I’ve been reading a lot of economics books over the last year. First and foremost, I needed to know whether or not my gut instincts about Corporate America were right or just isolated to my experience. The more I learned, the more I needed to read.
Many of the books that I read over the course of the last year supported my instincts about inequality and the “rent seeking” behavior of investors and leaders. Rent seeking behavior is an economics term that refers to the ways investors extract more value than they should reasonably expect from companies and assets.
Common examples include:
1/ Use of debt to repurchase stock.
2/ Use of tax cuts to repurchase stock.
3/ Use of immigrants and offshore resources to cut labor costs.
4/ Use of management practices [ie. Cut the bottom 10%] to cut labor costs.
5/ Use of perks to increase productivity.
6/ Use of patents to prevent competition.
7/ Use of cherry picking populations and patients.
8/ Use of pricing and out-of-networking billing strategies.
9/ Use of power to gain favorable tax and regulatory policies.
10/ Use of debt to avoid income tax.
These are just a few examples but they all serve one purpose – to increase the return to investors and shareholders in the short term. If your economic theories are mainly informed by Milton Friedman’s essay, the social responsibility to business is to increase its profits, then you may think it’s all justified in the name of business.
Fifty years after Friedman’s essay, Professional Economists are weighing in on the short comings of his theories.
“Mr. Friedman’s cramped vision enhanced the power of the stock market and silenced the voice of workers, leading to profound inequality.”
What you might not realize is that Friedman’s essay was written at a time when the laws were a high bar for business. Many of the laws have subsequently been relaxed and industries deregulated. The deregulation has allowed corporations to operate in ways that no longer serve the broader purpose of business and duty to society.
Deregulation has destabilized the markets, created bubbles that are difficult to manage with economic policy, threatened the environment, eroded public trust and have had a profoundly negative impact on the health and wellbeing of Americans. We can’t ignore or justify short term business practices that continue to sacrifice the environment and society.
I’ve been reading Unbound by Professional Economist, Heather Boushey, about how inequality constricts our economy and what we can do about it. The book is a must read because it covers many of the policies being debated in the current US election. It is very well researched and supported with data.
A few points from the book that I found interesting:
1/ Investments in Education: Investment in early childhood eduction have a positive return on investment [ROI] in about a decade.
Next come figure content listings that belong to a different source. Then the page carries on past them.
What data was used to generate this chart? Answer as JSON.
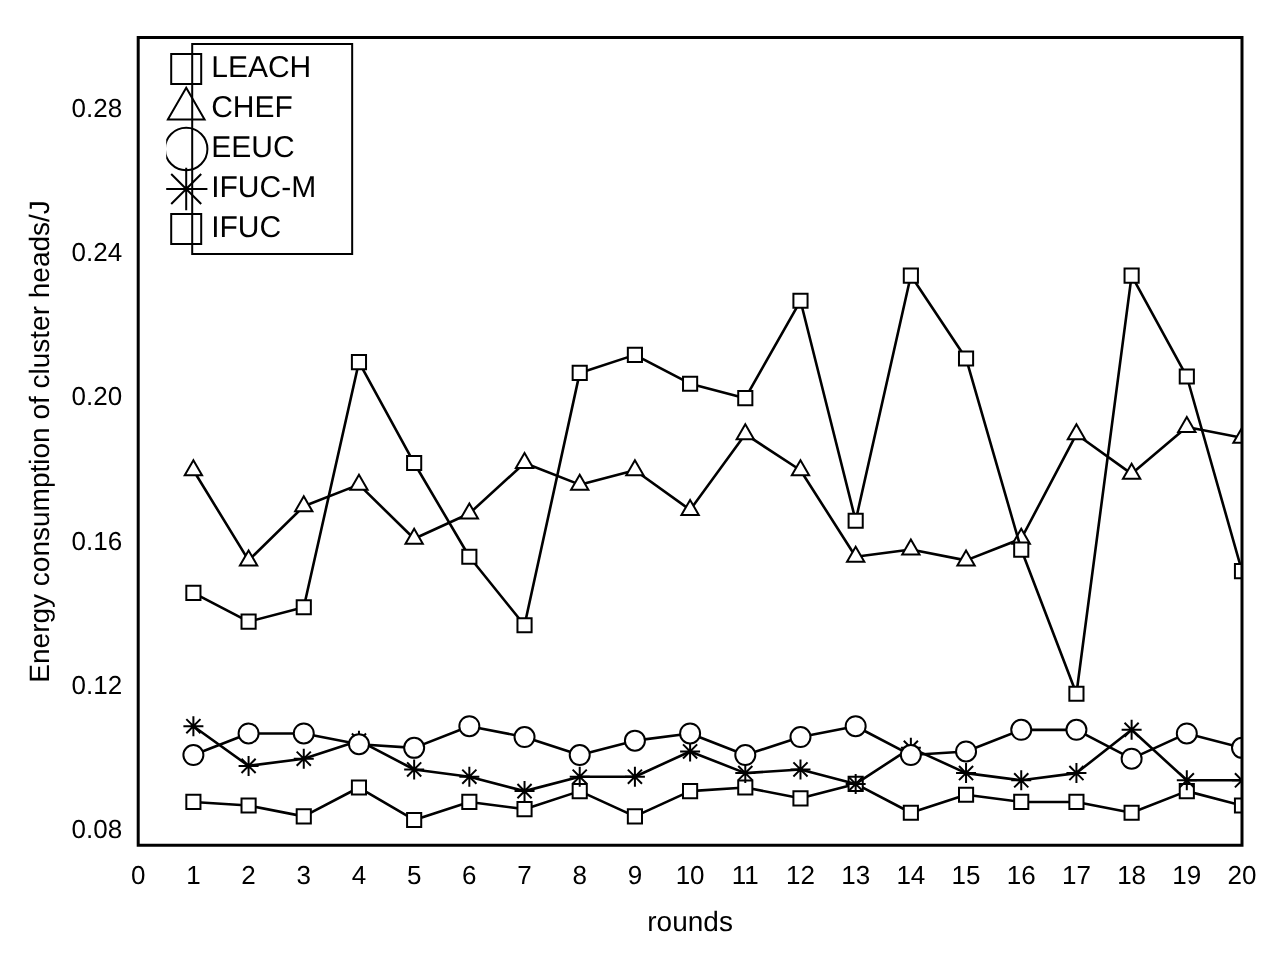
{
  "chart_data": {
    "type": "line",
    "xlabel": "rounds",
    "ylabel": "Energy consumption of cluster heads/J",
    "x": [
      1,
      2,
      3,
      4,
      5,
      6,
      7,
      8,
      9,
      10,
      11,
      12,
      13,
      14,
      15,
      16,
      17,
      18,
      19,
      20
    ],
    "series": [
      {
        "name": "LEACH",
        "color": "#000000",
        "marker": "square",
        "values": [
          0.146,
          0.138,
          0.142,
          0.21,
          0.182,
          0.156,
          0.137,
          0.207,
          0.212,
          0.204,
          0.2,
          0.227,
          0.166,
          0.234,
          0.211,
          0.158,
          0.118,
          0.234,
          0.206,
          0.152
        ]
      },
      {
        "name": "CHEF",
        "color": "#000000",
        "marker": "triangle",
        "values": [
          0.18,
          0.155,
          0.17,
          0.176,
          0.161,
          0.168,
          0.182,
          0.176,
          0.18,
          0.169,
          0.19,
          0.18,
          0.156,
          0.158,
          0.155,
          0.161,
          0.19,
          0.179,
          0.192,
          0.189
        ]
      },
      {
        "name": "EEUC",
        "color": "#000000",
        "marker": "circle",
        "values": [
          0.101,
          0.107,
          0.107,
          0.104,
          0.103,
          0.109,
          0.106,
          0.101,
          0.105,
          0.107,
          0.101,
          0.106,
          0.109,
          0.101,
          0.102,
          0.108,
          0.108,
          0.1,
          0.107,
          0.103
        ]
      },
      {
        "name": "IFUC-M",
        "color": "#000000",
        "marker": "cross",
        "values": [
          0.109,
          0.098,
          0.1,
          0.105,
          0.097,
          0.095,
          0.091,
          0.095,
          0.095,
          0.102,
          0.096,
          0.097,
          0.093,
          0.103,
          0.096,
          0.094,
          0.096,
          0.108,
          0.094,
          0.094
        ]
      },
      {
        "name": "IFUC",
        "color": "#000000",
        "marker": "square",
        "values": [
          0.088,
          0.087,
          0.084,
          0.092,
          0.083,
          0.088,
          0.086,
          0.091,
          0.084,
          0.091,
          0.092,
          0.089,
          0.093,
          0.085,
          0.09,
          0.088,
          0.088,
          0.085,
          0.091,
          0.087
        ]
      }
    ],
    "xlim": [
      0,
      20
    ],
    "xticks": [
      0,
      1,
      2,
      3,
      4,
      5,
      6,
      7,
      8,
      9,
      10,
      11,
      12,
      13,
      14,
      15,
      16,
      17,
      18,
      19,
      20
    ],
    "ylim": [
      0.076,
      0.3
    ],
    "yticks": [
      0.08,
      0.12,
      0.16,
      {
        "value": 0.2,
        "label": "0.20"
      },
      0.24,
      0.28
    ],
    "grid": false,
    "legend": "top left",
    "line_style": "solid"
  }
}
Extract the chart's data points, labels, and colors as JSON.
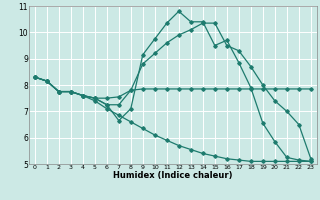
{
  "xlabel": "Humidex (Indice chaleur)",
  "xlim": [
    -0.5,
    23.5
  ],
  "ylim": [
    5,
    11
  ],
  "yticks": [
    5,
    6,
    7,
    8,
    9,
    10,
    11
  ],
  "xticks": [
    0,
    1,
    2,
    3,
    4,
    5,
    6,
    7,
    8,
    9,
    10,
    11,
    12,
    13,
    14,
    15,
    16,
    17,
    18,
    19,
    20,
    21,
    22,
    23
  ],
  "bg_color": "#cce9e5",
  "line_color": "#1e7b6e",
  "grid_color": "#ffffff",
  "line1_x": [
    0,
    1,
    2,
    3,
    4,
    5,
    6,
    7,
    8,
    9,
    10,
    11,
    12,
    13,
    14,
    15,
    16,
    17,
    18,
    19,
    20,
    21,
    22,
    23
  ],
  "line1_y": [
    8.3,
    8.15,
    7.75,
    7.75,
    7.6,
    7.5,
    7.25,
    6.65,
    7.1,
    9.15,
    9.75,
    10.35,
    10.8,
    10.4,
    10.4,
    9.5,
    9.7,
    8.85,
    7.9,
    6.55,
    5.85,
    5.25,
    5.15,
    5.1
  ],
  "line2_x": [
    0,
    1,
    2,
    3,
    4,
    5,
    6,
    7,
    8,
    9,
    10,
    11,
    12,
    13,
    14,
    15,
    16,
    17,
    18,
    19,
    20,
    21,
    22,
    23
  ],
  "line2_y": [
    8.3,
    8.15,
    7.75,
    7.75,
    7.6,
    7.5,
    7.25,
    7.25,
    7.8,
    8.8,
    9.2,
    9.6,
    9.9,
    10.1,
    10.35,
    10.35,
    9.5,
    9.3,
    8.7,
    8.0,
    7.4,
    7.0,
    6.5,
    5.2
  ],
  "line3_x": [
    0,
    1,
    2,
    3,
    4,
    5,
    6,
    7,
    8,
    9,
    10,
    11,
    12,
    13,
    14,
    15,
    16,
    17,
    18,
    19,
    20,
    21,
    22,
    23
  ],
  "line3_y": [
    8.3,
    8.15,
    7.75,
    7.75,
    7.6,
    7.5,
    7.5,
    7.55,
    7.8,
    7.85,
    7.85,
    7.85,
    7.85,
    7.85,
    7.85,
    7.85,
    7.85,
    7.85,
    7.85,
    7.85,
    7.85,
    7.85,
    7.85,
    7.85
  ],
  "line4_x": [
    0,
    1,
    2,
    3,
    4,
    5,
    6,
    7,
    8,
    9,
    10,
    11,
    12,
    13,
    14,
    15,
    16,
    17,
    18,
    19,
    20,
    21,
    22,
    23
  ],
  "line4_y": [
    8.3,
    8.15,
    7.75,
    7.75,
    7.6,
    7.4,
    7.1,
    6.85,
    6.6,
    6.35,
    6.1,
    5.9,
    5.7,
    5.55,
    5.4,
    5.3,
    5.2,
    5.15,
    5.1,
    5.1,
    5.1,
    5.1,
    5.1,
    5.1
  ]
}
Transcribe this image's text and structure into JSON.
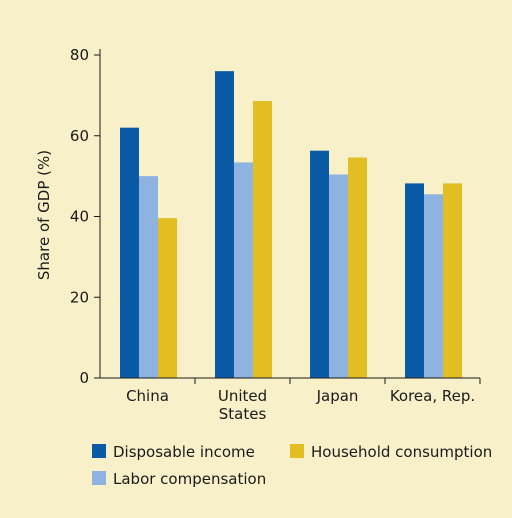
{
  "chart_data": {
    "type": "bar",
    "title": "",
    "xlabel": "",
    "ylabel": "Share of GDP (%)",
    "ylim": [
      0,
      80
    ],
    "yticks": [
      0,
      20,
      40,
      60,
      80
    ],
    "categories": [
      "China",
      "United States",
      "Japan",
      "Korea, Rep."
    ],
    "category_label_lines": [
      [
        "China"
      ],
      [
        "United",
        "States"
      ],
      [
        "Japan"
      ],
      [
        "Korea, Rep."
      ]
    ],
    "series": [
      {
        "name": "Disposable income",
        "color": "#0a5aa5",
        "values": [
          62,
          76,
          56.3,
          48.2
        ]
      },
      {
        "name": "Labor compensation",
        "color": "#8fb3e0",
        "values": [
          50,
          53.4,
          50.4,
          45.5
        ]
      },
      {
        "name": "Household consumption",
        "color": "#e3be22",
        "values": [
          39.6,
          68.6,
          54.6,
          48.2
        ]
      }
    ],
    "legend_position": "bottom",
    "grid": false,
    "background": "#f7f0c8"
  }
}
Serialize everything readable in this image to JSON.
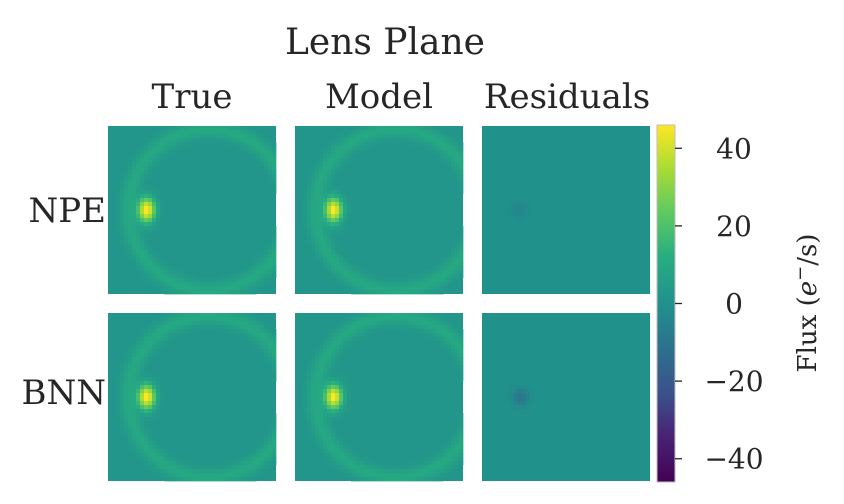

2/ Tax Cuts: Tax cuts for corporations and the wealthiest Americans translate to an increase in the deficit. The trickle down theory does not work but giving the same level of funding to the low income class increases the market by about 5%.
3/ North vs. South: Northern states have always made more investment in education which resulted in more innovation, patents and economic growth. Comparatively, only 5% of the patents were held in the South even though the South is more populated.
Stakeholder capitalism is catching on in Corporate America. As you plan for 2021, consider rebalancing your company’s short and long term strategic initiatives and updating your corporate documents to reflect your commitment to socially responsible business practices. We can’t curb demand and reduce the cost of healthcare without addressing the rent seeking behaviors.